Les études de l’ABA concernant les transactions de fusion et d’acquisition ont été citées dans de nombreuses décisions de justice et constituent une source d’informations de premier plan pour répondre à la question fondamentale que se pose tout négociateur : quelles sont les dernières tendances du marché? Le présent bulletin met en lumière certaines des principales conclusions à tirer de l’étude et compare certains aspects avec les résultats d’études récentes menées aux États-Unis.
L’étude porte sur des transactions conclues en 2021 et en 2020, et plusieurs membres de l’équipe de Fasken ont participé à sa préparation, y compris certains auteurs du présent bulletin.
Secteurs industriels
L’ étude révèle que les transactions dans le secteur des mines et des ressources naturelles sont demeurées relativement stables par rapport aux études précédentes à 36 % des transactions, tandis que les transactions liées au secteur du cannabis représentent désormais 14 % des transactions (la légalisation du cannabis au Canada a eu lieu en 2018). Le secteur du pétrole et du gaz ne représente que 9 % des transactions (en baisse comparativement à 26 % dans l’étude de 2017, à 25 % dans l’étude de 2015 et à 29 % dans celle de 2013) et les secteurs de l’immobilier (3 % des transactions) et des technologies (3 % des transactions) sont tous les deux en baisse de 6 % et 7 %, respectivement, par rapport à l’étude parue en 2017.
Marchés boursiers
Des sociétés ouvertes canadiennes visées par l’étude, 60 % étaient cotées à la Bourse de Toronto, 31 % à la Bourse de croissance TSX et 9 % à la Bourse des valeurs canadiennes.

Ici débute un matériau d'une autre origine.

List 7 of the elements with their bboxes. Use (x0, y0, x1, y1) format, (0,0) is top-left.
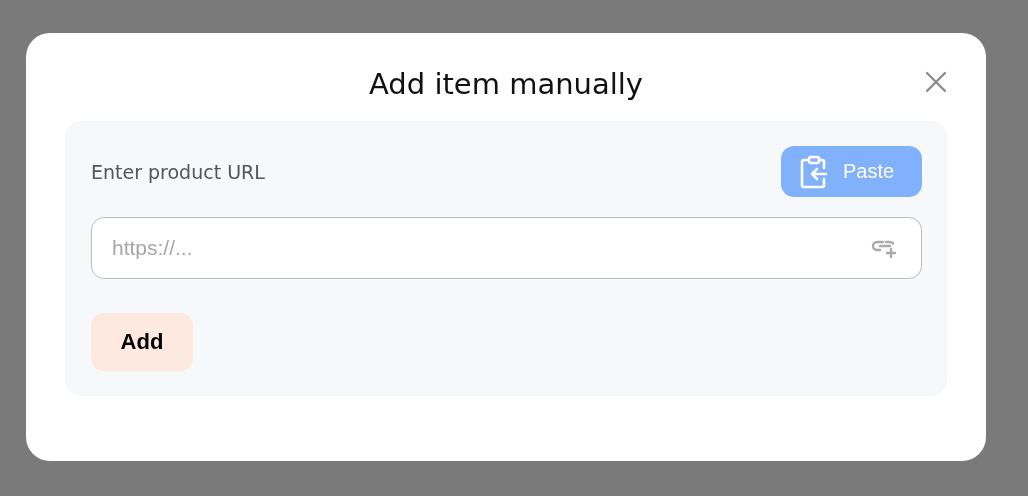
add-button[interactable]: Add (91, 313, 193, 371)
url-label: Enter product URL (91, 160, 265, 183)
dialog-title: Add item manually (369, 67, 643, 101)
close-button[interactable] (923, 69, 949, 95)
link-plus-icon (870, 238, 898, 258)
clipboard-arrow-icon (799, 154, 829, 189)
url-field[interactable]: https://... (91, 217, 922, 279)
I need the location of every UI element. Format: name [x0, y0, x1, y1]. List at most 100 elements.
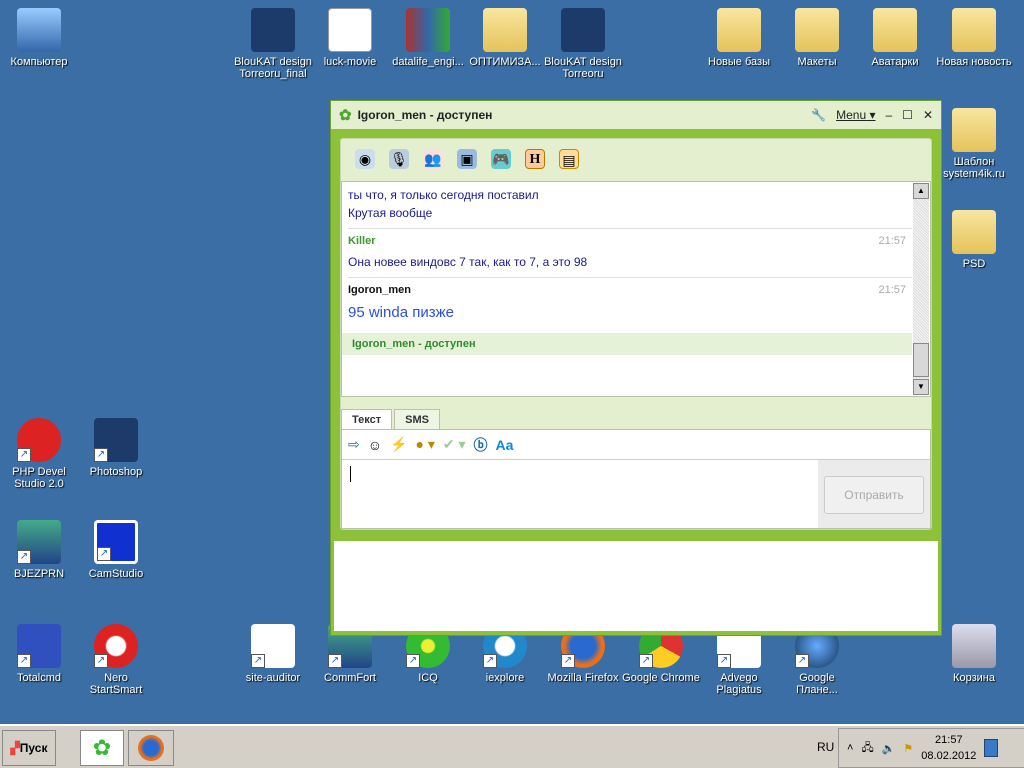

Caractéristiques relatives aux acheteurs
Le pays d’origine des acheteurs est demeuré relativement stable par rapport aux études précédentes : les acheteurs canadiens représentent 62 % des acquéreurs, les acheteurs américains, 20 %; les acheteurs chinois, 3 %; et les acheteurs australiens, 3 % (en hausse comparativement à 1 % dans l’étude de 2017). Parmi les acheteurs, 92 % sont des acheteurs stratégiques, tandis que le pourcentage d’acheteurs dans le secteur des fonds de capital-investissement a diminué, passant de 13 % en 2017 à 8 % (ce qui correspond aux pourcentages enregistrés dans les études de 2015 et 2013, soit 8 % et 7 %, respectivement).
Déclarations et garanties
La pratique au Canada en ce qui concerne les déclarations de « conformité à la loi » (que 97 % des transactions visées par cette étude contiennent) semble tendre vers l’inclusion des avis de violation (maintenant à 73 % comparativement au 61 % enregistré dans l’étude de 2017) et des avis d’enquête (maintenant à 52 %, une hausse significative comparativement au 23 % enregistré en 2017). Les acheteurs semblent avoir tendance à renoncer de plus en plus aux réserves relatives à la connaissance ayant trait aux déclarations de « conformité à la loi » (maintenant à 3 % par rapport au 9 % enregistré en 2017 et en 2015), mais la conformité à la date limite de ce type de déclaration connait une augmentation significative (30 % par rapport au 17 % enregistré en 2017). D’autres déclarations plus courantes aux États-Unis sont de plus en plus présentes dans les transactions canadiennes, comme la déclaration « Weinstein » selon laquelle la société cible ne doit faire l’objet d’aucune allégation de harcèlement sexuel ou autre forme de harcèlement (dans 14 % des transactions) et la déclaration « anti-corruption », désormais habituelle (dans 92 % des transactions).
Conditions de clôture
Il existe quelques différences notables entre les pratiques canadiennes et américaines en ce qui concerne les conditions de clôture. La tendance canadienne semble s’orienter vers le style américain qui veut que les déclarations de la société cible soient exactes tant lors de la signature que de la clôture (maintenant 59 %) plutôt qu’uniquement lors de la clôture (41 %, en baisse comparativement au 64 % enregistré en 2017). Dans l’étude américaine de 2017, dans 71 % des transactions, les déclarations de la société cible devaient être exactes à la fois à la signature et à la clôture, et dans 29 % des transactions, elles ne devaient l’être qu’à la clôture. Au Canada, la différence réside dans le fait que la pratique exclut désormais que certaines déclarations doivent être exactes à la signature (21 % des transactions par rapport au 38 % des transactions où toutes les déclarations étaient exactes à la signature). Il s’agit d’une augmentation considérable comparativement au 5 % enregistré dans l’étude de 2017 et au 2 % enregistré dans chacune des études de 2015 et de 2013.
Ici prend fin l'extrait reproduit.